- Posts: 75
This isn't specific to prospective studies, but in 2019, Segawa, Schalet, and Cella compared PROMIS CATs with 4-, 6-, and 8-item short forms. Specifically, they evaluated the range of accurate scores, number of items administered, floor (level of the worst symptom/function a measure can quantify), and ceiling (level of the best symptom/function a measure can quantify).
• CATs offer the widest range of accurate scores.
• CATs averaged 4.7 items administered.
• 4-, 6-, and 8-item short forms offer a wide range of accurate scores. Figure 1 provides the specific range for each short form. This can be used to evaluate how well each short form is likely to cover the desired range of scores for a target patient sample.
• Use CATs “(1) when a substantial number of participants with extremely poor health is anticipated; (2) when there is a need to measure very healthy participants accurately;” and (3) “when the administration of small number of items is required” (p. 217).
Segawa, E., Schalet, B., & Cella D. (2019). A comparison of computer adaptive tests (CATs) and short forms in terms of accuracy and number of items administered using PROMIS profile. Quality of Life Research, 29: 213-221. doi: 10.1007/s11136-019-02312-8
Thank you for the detailed reply and suggested references. My orthopedic clinic has been issuing older static PROMIS forms to patients for prospective evaluation (pre- and post-operatively), and we have the opportunity to switch to CAT forms in the near future. I think making the switch might give us some interesting data to compare, as well as reducing response burden, etc.

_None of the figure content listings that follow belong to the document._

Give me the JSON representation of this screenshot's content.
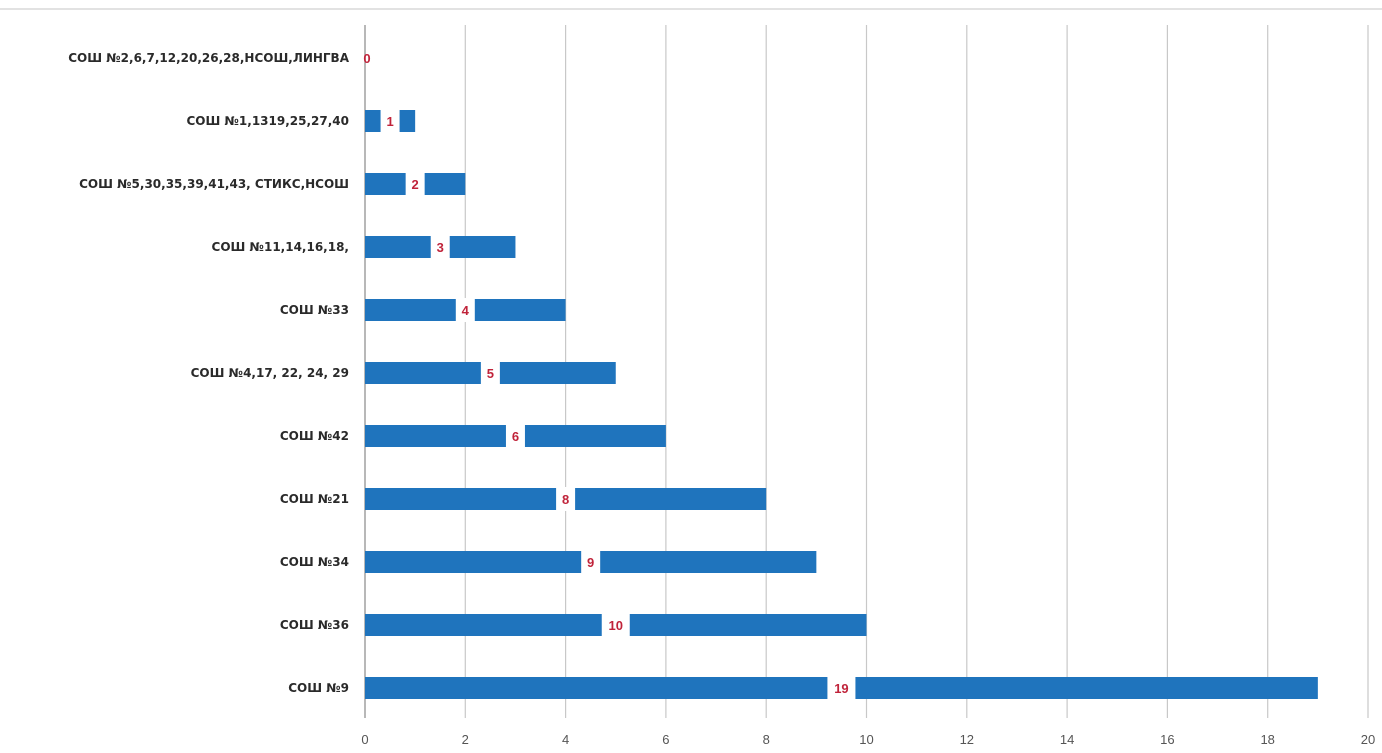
{
  "chart_data": {
    "type": "bar",
    "orientation": "horizontal",
    "categories": [
      "СОШ №2,6,7,12,20,26,28,НСОШ,ЛИНГВА",
      "СОШ №1,1319,25,27,40",
      "СОШ №5,30,35,39,41,43, СТИКС,НСОШ",
      "СОШ №11,14,16,18,",
      "СОШ №33",
      "СОШ №4,17, 22, 24, 29",
      "СОШ №42",
      "СОШ №21",
      "СОШ №34",
      "СОШ №36",
      "СОШ №9"
    ],
    "values": [
      0,
      1,
      2,
      3,
      4,
      5,
      6,
      8,
      9,
      10,
      19
    ],
    "data_labels": [
      "0",
      "1",
      "2",
      "3",
      "4",
      "5",
      "6",
      "8",
      "9",
      "10",
      "19"
    ],
    "xlim": [
      0,
      20
    ],
    "xticks": [
      0,
      2,
      4,
      6,
      8,
      10,
      12,
      14,
      16,
      18,
      20
    ],
    "grid": true,
    "legend": "none",
    "title": "",
    "xlabel": "",
    "ylabel": "",
    "colors": {
      "bar": "#1f74bd",
      "data_label": "#c0233a",
      "grid": "#c8c8c8"
    }
  }
}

Item-level comparisons were key to my initial query to HM.net, but my message was not clear. When we have evaluated individual PROMIS items to ostensibly related individual legacy PRO items, there are some pretty neat findings.
Thank you again for the reply!
The evidence suggests that PROMIS forms are interchangeable (Choi et al. 2010), but a small amount of error or difference is introduced when switching, so it is preferable not to switch forms (of any kind) in the midst of a longitudinal study if it can be helped. While autocorrelation would suggest that SFs are more “comparable” or stable than CATs over time, any number of factors could influence the ability to detect and quantify change. We cannot conclude one is better than another in longitudinal studies comparing scores over time. It is highly contextual, so it may not be possible to generalize across banks and different SFs. But change seems similar in studies with both PROMIS SF8 and CAT in this study (Flynn et al, 2015). For a fuller discussion, see also Devine et al. (2016). Of course, if you need to compare changes in symptoms/function at the item level (which might be useful in some clinical contexts), CATs wouldn’t allow you to do that.
Flynn, K., Dew, M., Lin, L., Fawzy, M., Graham, F., Hahn, E., . . . Weinfurt, K. (2015). Reliability and Construct Validity of PROMIS® Measures for Patients with Heart Failure Who Undergo Heart Transplant. Quality of Life Research, 24(11), 2591-2599. 10.1007/s11136-015-1010-y
Choi, S., Reise, S., Pilkonis, P., Hays, R., & Cella, D. (2010). Efficiency of Static and Computer Adaptive Short Forms Compared to Full-Length Measures of Depressive Symptoms. Quality of Life Research, 19(1), 125-136. dx.doi.org/10.1007/s11136-009-9560-5
Devine, J., Fliege, H., Kocalevent, R., Mierke, A., Klapp, B. F., & Rose, M. (2016). Evaluation of Computerized Adaptive Tests (CATs) for longitudinal monitoring of depression, anxiety, and stress reactions. Journal of Affective Disorders, 190, 846-853.
Hi, I am hoping a moderator or researcher viewing this forum can point me to published articles or grey literature describing rationale and evidence that supports a preference for short forms over computer adaptive testing for prospective assessment. It seems obvious that static items would be more directly comparable over time, but is there a published study that supports this?